Vasily Grossman (translated by Robert and Elizabeth Chandler)
4/5MacLehose Press
This new collection of Grossman’s short fiction and essays, with biographical notes by Robert Chandler, offers a highly personal, disturbing but philosophical look at the atrocities that took place in Soviet Russia between the ’30s and the late ’50s. By delving into the emotional, domestic aspects of his characters, Grossman ensures each story does not dissolve into despondency but retains the spirit of humanity at the edge, making the tragedy all the more poignant.

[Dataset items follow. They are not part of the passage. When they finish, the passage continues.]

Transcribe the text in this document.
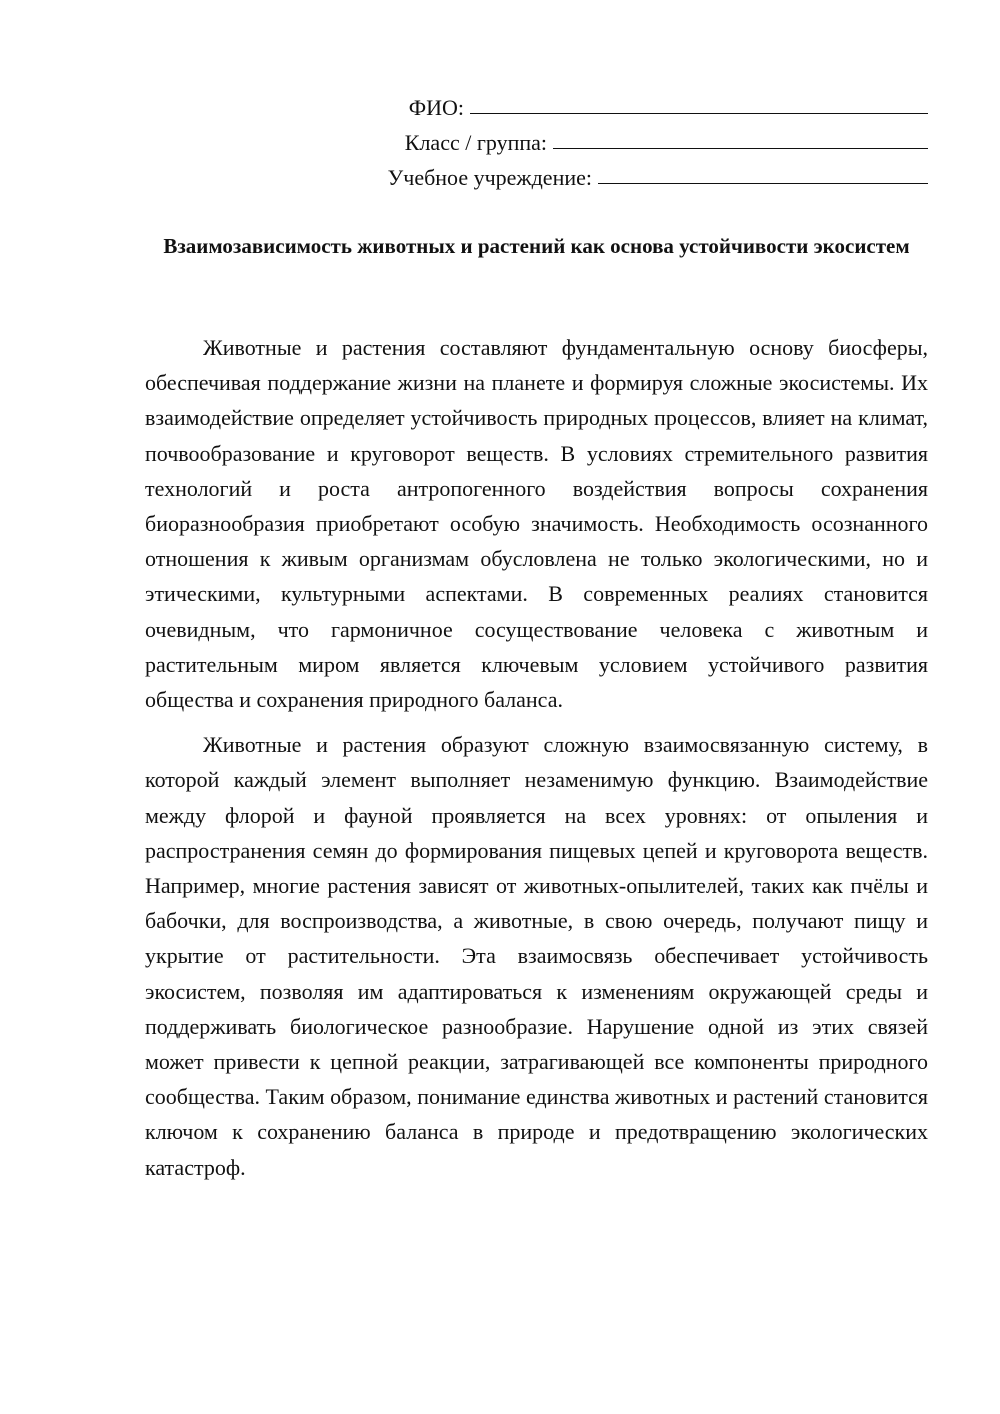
ФИО:
Класс / группа:
Учебное учреждение:
Взаимозависимость животных и растений как основа устойчивости экосистем

Животные и растения составляют фундаментальную основу биосферы, обеспечивая поддержание жизни на планете и формируя сложные экосистемы. Их взаимодействие определяет устойчивость природных процессов, влияет на климат, почвообразование и круговорот веществ. В условиях стремительного развития технологий и роста антропогенного воздействия вопросы сохранения биоразнообразия приобретают особую значимость. Необходимость осознанного отношения к живым организмам обусловлена не только экологическими, но и этическими, культурными аспектами. В современных реалиях становится очевидным, что гармоничное сосуществование человека с животным и растительным миром является ключевым условием устойчивого развития общества и сохранения природного баланса.

Животные и растения образуют сложную взаимосвязанную систему, в которой каждый элемент выполняет незаменимую функцию. Взаимодействие между флорой и фауной проявляется на всех уровнях: от опыления и распространения семян до формирования пищевых цепей и круговорота веществ. Например, многие растения зависят от животных-опылителей, таких как пчёлы и бабочки, для воспроизводства, а животные, в свою очередь, получают пищу и укрытие от растительности. Эта взаимосвязь обеспечивает устойчивость экосистем, позволяя им адаптироваться к изменениям окружающей среды и поддерживать биологическое разнообразие. Нарушение одной из этих связей может привести к цепной реакции, затрагивающей все компоненты природного сообщества. Таким образом, понимание единства животных и растений становится ключом к сохранению баланса в природе и предотвращению экологических катастроф.
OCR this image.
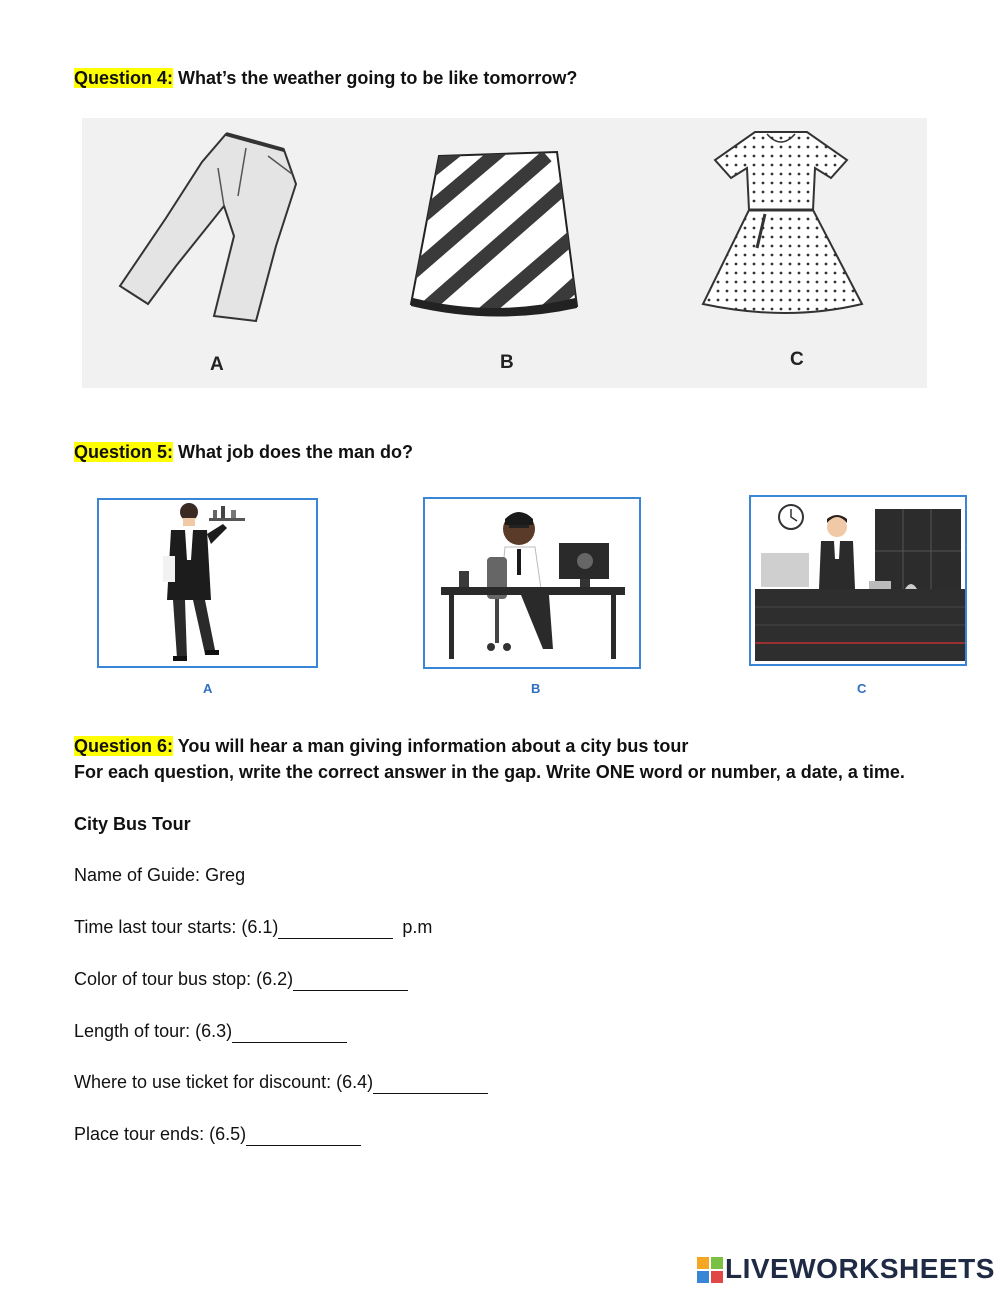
Question 4: What’s the weather going to be like tomorrow?
A	B	C
Question 5: What job does the man do?
A	B	C
Question 6: You will hear a man giving information about a city bus tour
For each question, write the correct answer in the gap. Write ONE word or number, a date, a time.
City Bus Tour
Name of Guide: Greg
Time last tour starts: (6.1)	p.m
Color of tour bus stop: (6.2)
Length of tour: (6.3)
Where to use ticket for discount: (6.4)
Place tour ends: (6.5)
LIVEWORKSHEETS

Chandler’s notes set each story in its proper context within both Grossman’s life and Russia’s history – a timeline of genocide and homicide, secrets, arrests and frayed and battling ideologies. The stories are often based around real events (‘Mama’ tells the story of an orphan girl adopted by the head of the People’s Commissariat for Internal Affairs (NKVD); ‘The Old Teacher’ was among the first pieces of fiction written about the Shoah) and Grossman’s poetic language and painfully vivid imagination mean that the reader does not feel reported to, but transported. ‘The Hell of Treblinka’ is Grossman’s essay on the Nazi death camp and was one of the first of its kind. His shifting perspectives and unflinching, incantation-like prose confront the reader with the horrifying events without indulging in descriptions of gratuitous violence or guilt-apportioning. In his fiction and non-fiction alike the issue that Grossman seems to be grappling with is how to understand, on a personal, human level, the ‘simple arithmetic of brutality’ that he witnessed throughout his life.